Нет, кусаться труп можно заставить. Зубы же у них есть, если при жизни от старости не выпали. Только мертвецу ведь всё равно — терзать кого-то или репку сажать. Мёртвым телом, как мужики говорят, хоть сарай подпирай. Но простые объяснения никого не устраивают. Всем кажется, что некромантия — дело страшное и таинственное, поэтому даже самые обычные процедуры в ней тоже таинственные и страшные. А в страшные сказки верится легче и охотнее, чем в будничную быль.

Меня окончательно окрестили Стервятником. И всё время норовили намекнуть, что от меня мертвечиной несёт. А может, когда и несло: бывало, придёшь на рассвете, вымотанный, будто на тебе поле пахали, руки болят, голова чугунная…. Завалишься спать в башне в чём есть, и когда потом идёшь мыться и переодеваться, то действительно не розами благоухаешь. Но ведь кто чем занят! От мужиков навозом пахнет, от рыцарей — лошадьми, от егерей — зверинцем, от ловчих — псиной, и никто им в глаза не тычет. Но я ведь некромант! Я оскверняю могилы! Я нарушаю благородный покой умерших! Я — святотатец!

А они — святые.

Честно говоря, я не слишком ко всему этому прислушивался. Я занимался тяжёлой, запредельно грязной работой и чуял, что когда-нибудь это очень и очень пригодится. Просто знал. И делал. И всё.
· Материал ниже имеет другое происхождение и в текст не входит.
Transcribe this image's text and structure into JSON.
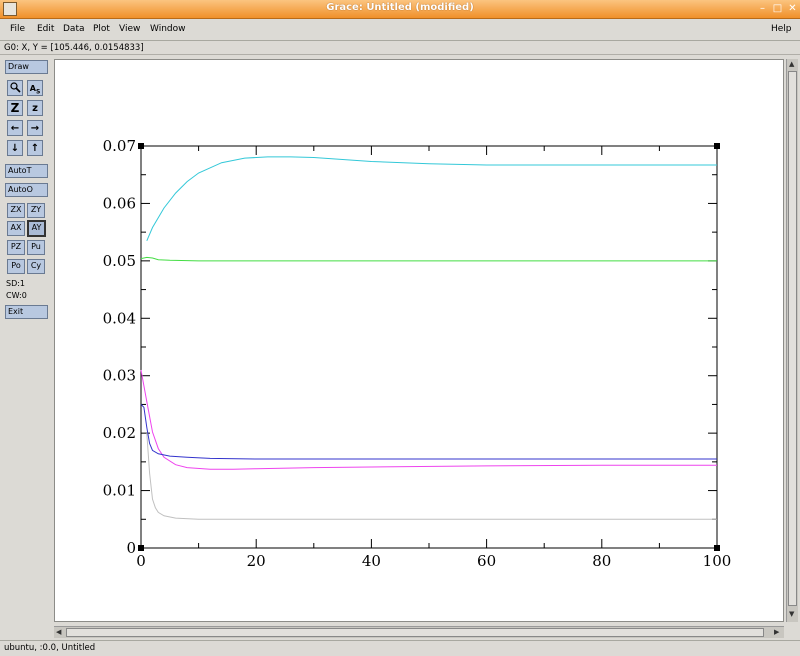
{
  "window": {
    "title": "Grace: Untitled (modified)"
  },
  "menus": [
    "File",
    "Edit",
    "Data",
    "Plot",
    "View",
    "Window"
  ],
  "help": "Help",
  "locator": "G0: X, Y = [105.446, 0.0154833]",
  "toolbar": {
    "draw": "Draw",
    "zoom_icon": "magnifier-icon",
    "autoscale_text_icon": "autoscale-text-icon",
    "zoom_in_label": "Z",
    "zoom_out_label": "z",
    "scroll_left_icon": "arrow-left-icon",
    "scroll_right_icon": "arrow-right-icon",
    "scroll_down_icon": "arrow-down-icon",
    "scroll_up_icon": "arrow-up-icon",
    "autot": "AutoT",
    "autoo": "AutoO",
    "zx": "ZX",
    "zy": "ZY",
    "ax": "AX",
    "ay": "AY",
    "pz": "PZ",
    "pu": "Pu",
    "po": "Po",
    "cy": "Cy",
    "sd": "SD:1",
    "cw": "CW:0",
    "exit": "Exit"
  },
  "status": "ubuntu, :0.0, Untitled",
  "chart_data": {
    "type": "line",
    "title": "",
    "xlabel": "",
    "ylabel": "",
    "xlim": [
      0,
      100
    ],
    "ylim": [
      0,
      0.07
    ],
    "xticks": [
      "0",
      "20",
      "40",
      "60",
      "80",
      "100"
    ],
    "yticks": [
      "0",
      "0.01",
      "0.02",
      "0.03",
      "0.04",
      "0.05",
      "0.06",
      "0.07"
    ],
    "xtick_values": [
      0,
      20,
      40,
      60,
      80,
      100
    ],
    "ytick_values": [
      0,
      0.01,
      0.02,
      0.03,
      0.04,
      0.05,
      0.06,
      0.07
    ],
    "series": [
      {
        "color": "#33c8d8",
        "x": [
          1,
          2,
          4,
          6,
          8,
          10,
          14,
          18,
          22,
          26,
          30,
          40,
          50,
          60,
          80,
          100
        ],
        "y": [
          0.0535,
          0.0558,
          0.0592,
          0.0618,
          0.0638,
          0.0653,
          0.0671,
          0.0679,
          0.0681,
          0.0681,
          0.068,
          0.0673,
          0.0669,
          0.0667,
          0.0667,
          0.0667
        ]
      },
      {
        "color": "#44dd44",
        "x": [
          0,
          1,
          2,
          3,
          5,
          10,
          20,
          40,
          60,
          80,
          100
        ],
        "y": [
          0.0504,
          0.0506,
          0.0505,
          0.0502,
          0.0501,
          0.05,
          0.05,
          0.05,
          0.05,
          0.05,
          0.05
        ]
      },
      {
        "color": "#ee44ee",
        "x": [
          0,
          1,
          2,
          3,
          4,
          6,
          8,
          12,
          16,
          20,
          30,
          40,
          60,
          80,
          100
        ],
        "y": [
          0.031,
          0.0255,
          0.0202,
          0.0173,
          0.0158,
          0.0145,
          0.014,
          0.0137,
          0.0137,
          0.0138,
          0.014,
          0.0141,
          0.0143,
          0.0144,
          0.0144
        ]
      },
      {
        "color": "#3333cc",
        "x": [
          0,
          0.5,
          1,
          1.5,
          2,
          3,
          5,
          8,
          12,
          20,
          40,
          60,
          80,
          100
        ],
        "y": [
          0.025,
          0.0245,
          0.021,
          0.0182,
          0.017,
          0.0164,
          0.016,
          0.0158,
          0.0156,
          0.0155,
          0.0155,
          0.0155,
          0.0155,
          0.0155
        ]
      },
      {
        "color": "#c0c0c0",
        "x": [
          1,
          1.5,
          2,
          2.5,
          3,
          4,
          6,
          10,
          20,
          40,
          60,
          80,
          100
        ],
        "y": [
          0.02,
          0.013,
          0.0085,
          0.007,
          0.0062,
          0.0056,
          0.0052,
          0.005,
          0.005,
          0.005,
          0.005,
          0.005,
          0.005
        ]
      }
    ]
  }
}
А то вот ещё вспомнил — забавно. Помню, зимой — мне восемнадцатый год шёл — кладбище замёрзло, поднимать из-под снега тяжело и холодно, так я не постоянно там ошивался. Находил себе занятия в тепле, чтоб и в сосульку не превратиться, и опыт не растерять. Так вот эти ослы из ночного патруля меня увидали: я поднял скелет из-под половиц в нежилом флигеле и заставил его плясать. Ух, какие были глаза у дуралеев! С яблоко. Чуть вообще не повылезли!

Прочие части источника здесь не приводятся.